In another study, patients with myeloid malignancies were vaccinated with WT1 together with another peptide called PR1 in Montanide adjuvant and GM-CSF every two weeks for twelve weeks. An immunological response was shown in all patients after the first injection, but additional boosting did not increase vaccine-induced CD8⁺ T-cells any further. Before the sixth injection, the response was lost in all patients. These data may explain the lack of correlation between clinical responses and immune responses in many clinical trials, since it may have a connection to the rapid loss of peptide-specific CD8⁺ T-cells when the peptides are delivered with Montanide adjuvant and GM-CSF (40).

Concluding Remarks

Since the WT1 gene was discovered, its chromosomal localization, organisational features with respect to introns and exons, and its many different isoforms are well-known. However, it cannot be completely excluded that some hitherto undiscovered isoform(s) exist. Our knowledge about the function of the gene is far but complete. At least we know enough to be able to state that it is a developmentally conserved gene, which is of importance in many different species and in many different organs.

The WT1 gene apparently has the capability to act both as a suppressor and a transforming gene that per se makes this particular gene very interesting. The key issue for this capacity is that WT1 is exclusively expressed in adult kidneys, irrespective of species (3, 41). This means that for tumours to develop in the kidneys, mutations in or deletions of the WT1 gene are required. For tumours to develop in other organs, however, the expression of normal WT1 is enough to trigger tumour development. However, it should not be impossible that mutations in the WT1 gene in other organs, apart from the kidneys, could exist and give rise to tumour development, even though these mutations are not actually required to trigger tumour development.
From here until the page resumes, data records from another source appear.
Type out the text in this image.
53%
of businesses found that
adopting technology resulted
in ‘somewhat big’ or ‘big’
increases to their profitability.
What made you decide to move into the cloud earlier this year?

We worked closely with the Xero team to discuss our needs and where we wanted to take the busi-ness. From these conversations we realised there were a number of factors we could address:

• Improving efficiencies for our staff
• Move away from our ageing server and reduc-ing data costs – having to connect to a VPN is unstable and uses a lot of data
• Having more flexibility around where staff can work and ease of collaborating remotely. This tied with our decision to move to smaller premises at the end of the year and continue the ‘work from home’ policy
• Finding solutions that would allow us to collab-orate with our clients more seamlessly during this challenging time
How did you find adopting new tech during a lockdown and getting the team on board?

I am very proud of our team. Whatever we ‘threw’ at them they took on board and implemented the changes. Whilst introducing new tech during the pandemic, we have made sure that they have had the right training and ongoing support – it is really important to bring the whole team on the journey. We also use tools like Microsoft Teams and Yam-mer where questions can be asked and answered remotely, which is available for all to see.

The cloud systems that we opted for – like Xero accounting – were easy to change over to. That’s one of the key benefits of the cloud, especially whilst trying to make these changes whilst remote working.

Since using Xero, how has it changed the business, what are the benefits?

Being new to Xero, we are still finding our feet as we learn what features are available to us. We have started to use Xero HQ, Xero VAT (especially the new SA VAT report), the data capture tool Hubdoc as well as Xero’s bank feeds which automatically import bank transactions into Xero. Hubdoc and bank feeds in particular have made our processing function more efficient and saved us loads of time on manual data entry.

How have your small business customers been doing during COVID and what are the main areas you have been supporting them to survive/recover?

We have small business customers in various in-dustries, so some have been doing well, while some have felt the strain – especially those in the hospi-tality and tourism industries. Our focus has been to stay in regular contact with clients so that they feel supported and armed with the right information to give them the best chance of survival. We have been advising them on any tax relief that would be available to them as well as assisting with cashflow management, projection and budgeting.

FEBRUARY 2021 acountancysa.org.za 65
However, it might not be as simple as the WT1 gene acts only as a suppressor gene or as a transforming gene. Many other different factors are needed, either to suppress tumours or to develop them. Some research results also contradict each other. Some suggest that the role of WT1 may also be tumour suppressing in the case of leukaemia, whereas others still claim that WT1 has an exclusively transforming role in this disease (42). The role of WT1 is highly complex, but since it has been shown that WT1 is not expressed in other adult organs, apart from the kidneys, it seems highly unlikely that WT1 still should have a tumour-suppressing role in leukaemia. This remains an enigmatic issue and more research is required to completely understand the role of WT1 in different neoplastic diseases

What also makes the WT1 gene highly interesting is the hope to use this knowledge as a foundation for the development of novel immunotherapeutic measures. This could result in disease prevention, as well as new therapeutic approaches to stop tumours from growing or to stabilize the neoplastic condition. This may be enough to give chemo- and radiotherapy a better chance to defeat the tumours that have already developed. In some cases, the immunotherapy in itself would hopefully be enough to combat the cancer.

It is also of great importance to investigate why a vaccine treatment is not always as effective as expected. This is to a great extent linked to the low correlation between clinical response and immunological response. Once these issues have been resolved, it ought to be possible to proceed to phase III clinical trials.

Finally, it is important in studies of this kind to investigate exactly how and when the adverse effects arise. The different clinical trials had many different answers to this question, and therefore it is important to elucidate exactly what can be expected of a treatment of this kind.